Jadi prinsip dasar dari pencegahan kecelakaan adalah

menghilangkan penyebab dari kecelakaan itu sendiri.

3) Good Corporate Governance

Good Corporate Governance (GCG) secara definitif

merupakan sistem yang mengatur dan mengendalikan perusahaan


33

yang menciptakan nilai tambah (value added) untuk semua

stakeholder (Monks, 2003).

4) Corporate Social Responsibility

Konsep dasar dari corporate responsibility responsibility

meliputi pemahaman kini tentang pembangunan berkelanjutan

dijelaskan dengan definisi dari World Bank (2007) yaitu komitmen

dari bisnis untuk berlaku secara etis dan berkontribusi pada

pembangunan ekonomi berkelanjutan dengan bekerja dengan

semua stakeholder yang berhubungan untuk memperbaiki

kehidupan merka dalam cara yang baik untuk bisnis, agenda

pembangunan berkelanjutan, dan masyarakat secara luas.

5) Standardisasi

Standadisasi di pertambangan bertujuan antara lain dalam

rangka meningkatkan efisiensi, perlindungan konsumen, tenaga

kerja dan masyarakat lain baik dari aspek keselamatan, keamanan,

kesehatan maupun pelestarian fungsi lingkungan hidup (Suyartono,

2003).

6) Keterbukaan Informasi Terhadap Publik

Keterbukaan informasi terhadap publik juga merupakan salah

satu ciri penting negara yang demokratis, maka dari itu perlu ada

perwujudan keterbukaan informasi demi penyelenggaraan negara

demokratis yang baik.

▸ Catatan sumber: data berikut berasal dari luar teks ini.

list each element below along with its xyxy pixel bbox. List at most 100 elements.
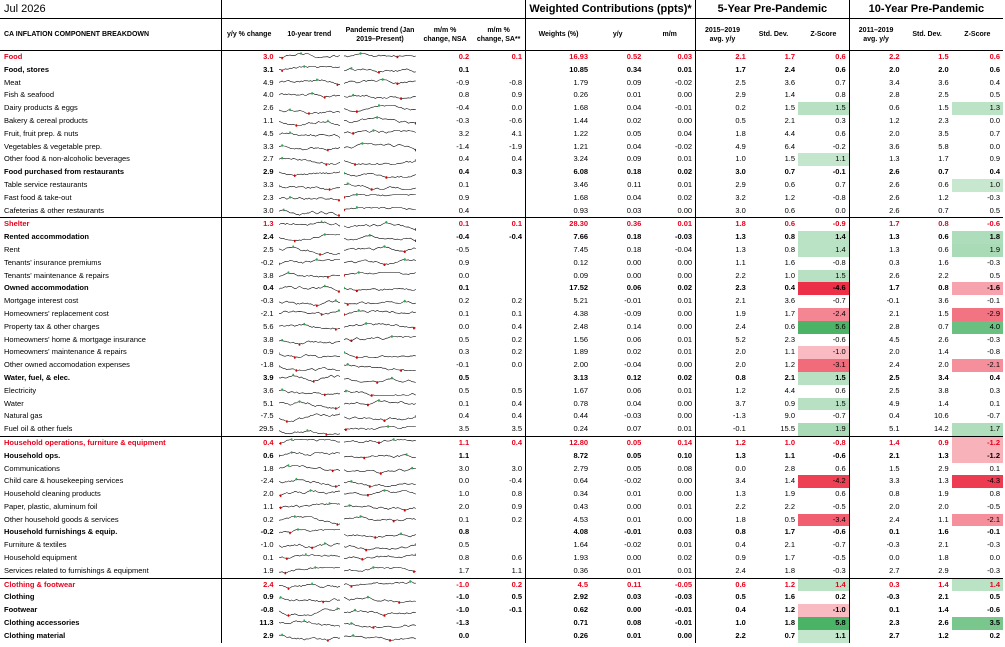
stddev-10y: 1.4: [902, 577, 952, 592]
sparkline-path: [344, 635, 416, 641]
contrib-yy: 0.04: [626, 141, 642, 151]
sparkline-low-marker: [398, 601, 401, 604]
mm-sa: -0.8: [509, 77, 523, 87]
sparkline-low-marker: [376, 381, 379, 385]
weight: 1.56: [525, 333, 592, 347]
zscore-5y: 5.6: [798, 320, 850, 334]
stddev-5y: 0.6: [784, 205, 795, 215]
sparkline-low-marker: [337, 214, 340, 217]
zscore-10y: 0.2: [989, 630, 1000, 640]
row-name: Clothing: [4, 592, 35, 602]
avg-2011-2019: -0.3: [848, 591, 903, 605]
mm-nsa: 0.4: [458, 167, 470, 177]
table-row: Food 3.0 0.2 0.1 16.93 0.52 0.03 2.1 1.7 0.6 2.2 1.…: [0, 49, 1003, 64]
sparkline-low-marker: [307, 111, 310, 115]
stddev-10y: 0.8: [902, 217, 952, 232]
avg-2015-2019: 3.4: [695, 475, 749, 489]
avg-2015-2019: 0.5: [695, 591, 749, 605]
stddev-5y: 1.7: [784, 527, 795, 537]
zscore-5y: 1.1: [798, 629, 850, 643]
stddev-10y: 2.6: [938, 618, 949, 628]
pandemic-trend-sparkline: [342, 205, 418, 218]
zscore-10y: 0.4: [989, 77, 1000, 87]
avg-2011-2019: 2.8: [848, 89, 903, 103]
table-row: Communications 1.8 3.0 3.0 2.79 0.05 0.08 0.0 2.…: [0, 462, 1003, 476]
mm-sa: 4.1: [511, 128, 523, 138]
stddev-10y: 1.6: [938, 257, 949, 267]
sparkline-high-marker: [350, 622, 353, 626]
yy-change: -2.1: [220, 307, 277, 321]
avg-2015-2019: 4.9: [695, 140, 749, 154]
contrib-yy: 0.04: [626, 103, 642, 113]
trend-10y-sparkline: [277, 385, 343, 398]
zscore-10y: -0.1: [987, 527, 1000, 537]
sparkline-path: [344, 287, 416, 291]
sparkline-path: [344, 183, 416, 191]
column-header-row: CA INFLATION COMPONENT BREAKDOWN y/y % c…: [0, 18, 1003, 51]
sparkline-path: [278, 109, 341, 114]
weight: 1.22: [525, 127, 592, 141]
stddev-10y: 2.0: [938, 360, 949, 370]
yy-change: 2.9: [220, 166, 277, 179]
weight: 16.93: [525, 49, 592, 64]
table-row: Owned accommodation 0.4 0.1 17.52 0.06 0.02 2.…: [0, 282, 1003, 296]
sparkline-path: [278, 221, 341, 227]
sparkline-high-marker: [326, 120, 329, 123]
sparkline-low-marker: [346, 302, 349, 306]
weight: 0.26: [525, 89, 592, 103]
sparkline-low-marker: [315, 304, 318, 307]
avg-2015-2019: 2.1: [695, 49, 749, 64]
pandemic-trend-sparkline: [342, 295, 418, 308]
sparkline-high-marker: [372, 129, 375, 132]
table-row: Household equipment 0.1 0.8 0.6 1.93 0.00 0.02…: [0, 552, 1003, 565]
trend-10y-sparkline: [277, 565, 343, 578]
stddev-10y: 2.0: [938, 64, 949, 74]
stddev-5y: 1.5: [784, 103, 795, 113]
pandemic-trend-sparkline: [342, 630, 418, 643]
sparkline-path: [344, 581, 416, 587]
stddev-10y: 0.6: [938, 179, 949, 189]
sparkline-low-marker: [337, 290, 340, 293]
trend-10y-sparkline: [277, 552, 343, 565]
zscore-10y: -0.3: [987, 565, 1000, 575]
weight: 7.45: [525, 243, 592, 257]
stddev-10y: 2.9: [938, 463, 949, 473]
contrib-mm: 0.02: [677, 553, 693, 563]
contrib-yy: -0.03: [624, 411, 642, 421]
sparkline-high-marker: [323, 541, 326, 545]
sparkline-path: [278, 310, 341, 316]
row-name: Homeowners' home & mortgage insurance: [4, 334, 146, 344]
sparkline-low-marker: [322, 600, 324, 604]
mm-sa: 0.4: [511, 321, 523, 331]
sparkline-high-marker: [378, 103, 380, 107]
stddev-5y: 2.1: [784, 540, 795, 550]
zscore-5y: -0.9: [798, 217, 850, 232]
row-name: Paper, plastic, aluminum foil: [4, 501, 98, 511]
sparkline-low-marker: [356, 109, 358, 113]
sparkline-high-marker: [378, 399, 380, 402]
mm-nsa: -1.4: [456, 141, 470, 151]
weight: 3.24: [525, 153, 592, 167]
stddev-5y: 6.4: [784, 141, 795, 151]
contrib-yy: 0.06: [626, 334, 642, 344]
avg-2011-2019: 1.2: [848, 114, 903, 128]
sparkline-low-marker: [345, 428, 347, 431]
sparkline-high-marker: [306, 428, 308, 432]
avg-2011-2019: 2.6: [848, 178, 903, 192]
mm-sa: 0.3: [511, 167, 523, 177]
contrib-yy: 0.52: [591, 49, 645, 64]
pandemic-trend-sparkline: [342, 64, 418, 77]
avg-2011-2019: 4.9: [848, 397, 903, 411]
sparkline-path: [278, 452, 341, 457]
sparkline-high-marker: [392, 438, 395, 441]
mm-nsa: -0.4: [456, 103, 470, 113]
mm-sa: [472, 270, 525, 283]
sparkline-low-marker: [383, 419, 386, 422]
row-name: Rented accommodation: [4, 232, 90, 242]
stddev-5y: 2.2: [784, 501, 795, 511]
sparkline-high-marker: [303, 65, 305, 68]
trend-10y-sparkline: [277, 295, 343, 308]
sparkline-high-marker: [348, 504, 351, 507]
trend-10y-sparkline: [277, 372, 343, 385]
sparkline-high-marker: [280, 633, 283, 637]
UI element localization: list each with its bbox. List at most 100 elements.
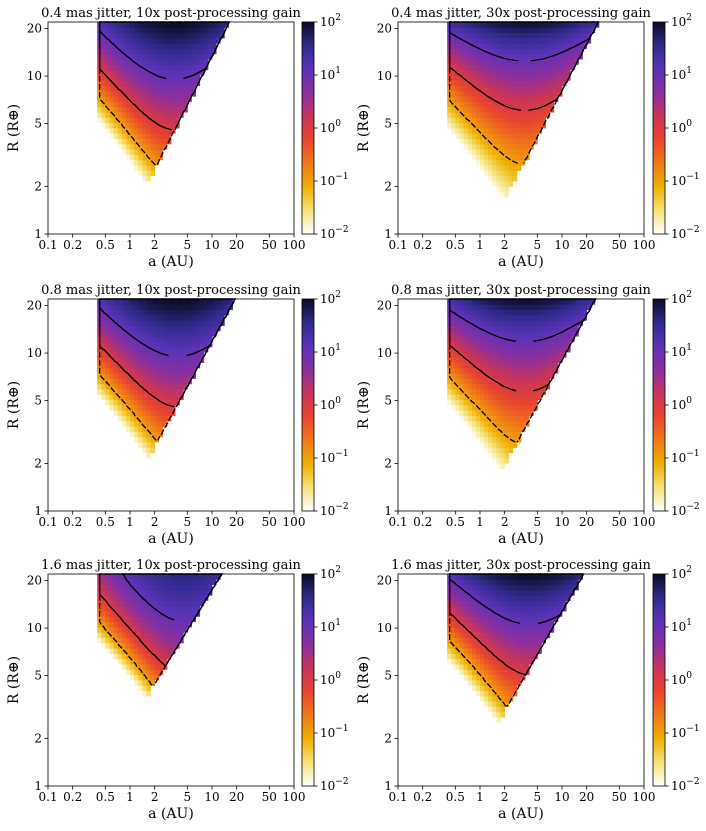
heatmap-cell: [496, 346, 501, 353]
colorbar-tick-label: 10−2: [671, 502, 700, 518]
heatmap-cell: [138, 589, 143, 596]
heatmap-cell: [467, 399, 473, 406]
heatmap-cell: [471, 389, 477, 395]
x-tick-label: 0.1: [38, 238, 57, 252]
heatmap-cell: [459, 64, 464, 71]
heatmap-cell: [447, 383, 452, 390]
heatmap-cell: [212, 314, 217, 321]
heatmap-cell: [508, 22, 514, 28]
heatmap-cell: [480, 632, 485, 638]
heatmap-cell: [146, 117, 151, 124]
heatmap-cell: [179, 621, 184, 628]
heatmap-cell: [158, 627, 164, 633]
heatmap-cell: [203, 346, 209, 353]
heatmap-cell: [537, 394, 542, 401]
heatmap-cell: [480, 722, 485, 729]
heatmap-cell: [504, 159, 510, 166]
heatmap-cell: [525, 69, 530, 76]
heatmap-cell: [496, 59, 501, 65]
heatmap-cell: [142, 165, 147, 171]
heatmap-cell: [175, 85, 180, 92]
heatmap-cell: [504, 632, 510, 638]
heatmap-cell: [101, 175, 106, 182]
heatmap-cell: [134, 685, 139, 691]
heatmap-cell: [187, 579, 192, 585]
heatmap-cell: [578, 574, 583, 580]
heatmap-cell: [179, 106, 184, 113]
heatmap-cell: [142, 320, 147, 326]
heatmap-cell: [154, 584, 160, 591]
heatmap-cell: [475, 685, 481, 691]
heatmap-cell: [191, 80, 196, 86]
heatmap-cell: [162, 320, 168, 326]
heatmap-cell: [475, 463, 481, 469]
heatmap-cell: [516, 574, 522, 580]
heatmap-cell: [447, 399, 452, 406]
heatmap-cell: [113, 32, 119, 39]
heatmap-cell: [142, 22, 147, 28]
heatmap-cell: [105, 330, 110, 337]
heatmap-cell: [97, 106, 102, 113]
heatmap-cell: [154, 59, 160, 65]
heatmap-cell: [521, 53, 526, 60]
heatmap-cell: [130, 664, 135, 670]
heatmap-cell: [109, 642, 114, 649]
heatmap-cell: [529, 389, 534, 395]
heatmap-cell: [191, 584, 196, 591]
heatmap-cell: [480, 405, 485, 411]
heatmap-cell: [475, 75, 481, 81]
heatmap-cell: [125, 399, 131, 406]
heatmap-cell: [166, 373, 172, 379]
y-tick-label: 2: [384, 179, 392, 193]
heatmap-cell: [154, 405, 160, 411]
heatmap-cell: [121, 32, 127, 39]
heatmap-cell: [179, 611, 184, 617]
heatmap-cell: [125, 616, 131, 623]
heatmap-cell: [488, 442, 493, 448]
heatmap-cell: [125, 341, 131, 348]
heatmap-cell: [125, 304, 131, 310]
heatmap-cell: [488, 579, 493, 585]
heatmap-cell: [203, 32, 209, 39]
heatmap-cell: [105, 223, 110, 230]
heatmap-cell: [566, 53, 571, 60]
heatmap-cell: [158, 595, 164, 601]
heatmap-cell: [130, 642, 135, 649]
heatmap-cell: [113, 149, 119, 155]
heatmap-cell: [578, 27, 583, 33]
heatmap-cell: [175, 53, 180, 60]
heatmap-cell: [537, 621, 542, 628]
heatmap-cell: [105, 579, 110, 585]
heatmap-cell: [521, 22, 526, 28]
heatmap-cell: [166, 53, 172, 60]
heatmap-cell: [109, 159, 114, 166]
heatmap-cell: [463, 175, 469, 182]
heatmap-cell: [117, 149, 123, 155]
heatmap-cell: [175, 75, 180, 81]
heatmap-cell: [447, 112, 452, 118]
heatmap-cell: [150, 53, 155, 60]
heatmap-cell: [459, 59, 464, 65]
heatmap-cell: [516, 75, 522, 81]
heatmap-cell: [492, 181, 497, 187]
heatmap-cell: [451, 605, 456, 612]
heatmap-cell: [463, 399, 469, 406]
heatmap-cell: [162, 309, 168, 316]
heatmap-cell: [195, 362, 201, 369]
heatmap-cell: [146, 32, 151, 39]
heatmap-cell: [463, 228, 469, 235]
heatmap-cell: [158, 616, 164, 623]
heatmap-cell: [166, 341, 172, 348]
heatmap-cell: [467, 685, 473, 691]
heatmap-cell: [508, 128, 514, 134]
heatmap-cell: [557, 85, 563, 92]
heatmap-cell: [590, 27, 596, 33]
colorbar-gradient: [301, 21, 315, 235]
heatmap-cell: [150, 64, 155, 71]
heatmap-cell: [117, 399, 123, 406]
heatmap-cell: [541, 330, 546, 337]
heatmap-cell: [146, 658, 151, 665]
heatmap-cell: [471, 473, 477, 480]
heatmap-cell: [105, 170, 110, 177]
heatmap-cell: [484, 59, 489, 65]
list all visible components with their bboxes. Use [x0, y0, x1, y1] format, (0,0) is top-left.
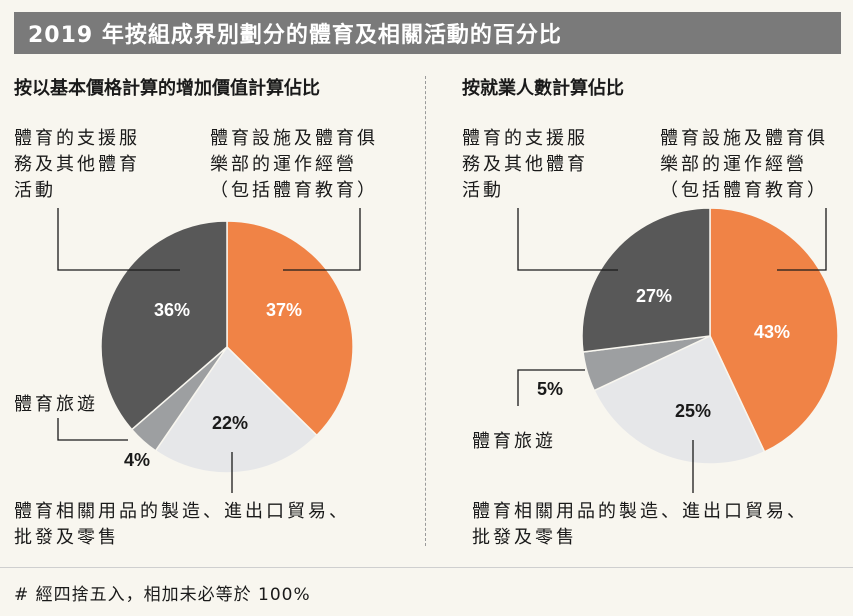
left-pie-slice-support [100, 220, 228, 431]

Hal itu dijami dengan UU No. 14 tahun

2008 tentang Keterbukaan Informasi Publik.


34

7) Kepatuhan Hukum

Kepatuhan hukum merupakan suatu hal yang mutlak harus

dilakukan agar pertambangan tidak bermasalah dengan

permasalahan hukum. Salah satu contoh hukum yang harus

dipatuhi pada industri pertambangan adalah persoalan izin

pertambangan.

c. Pengelolaan Manajemen Pertambangan (Lingkaran 3)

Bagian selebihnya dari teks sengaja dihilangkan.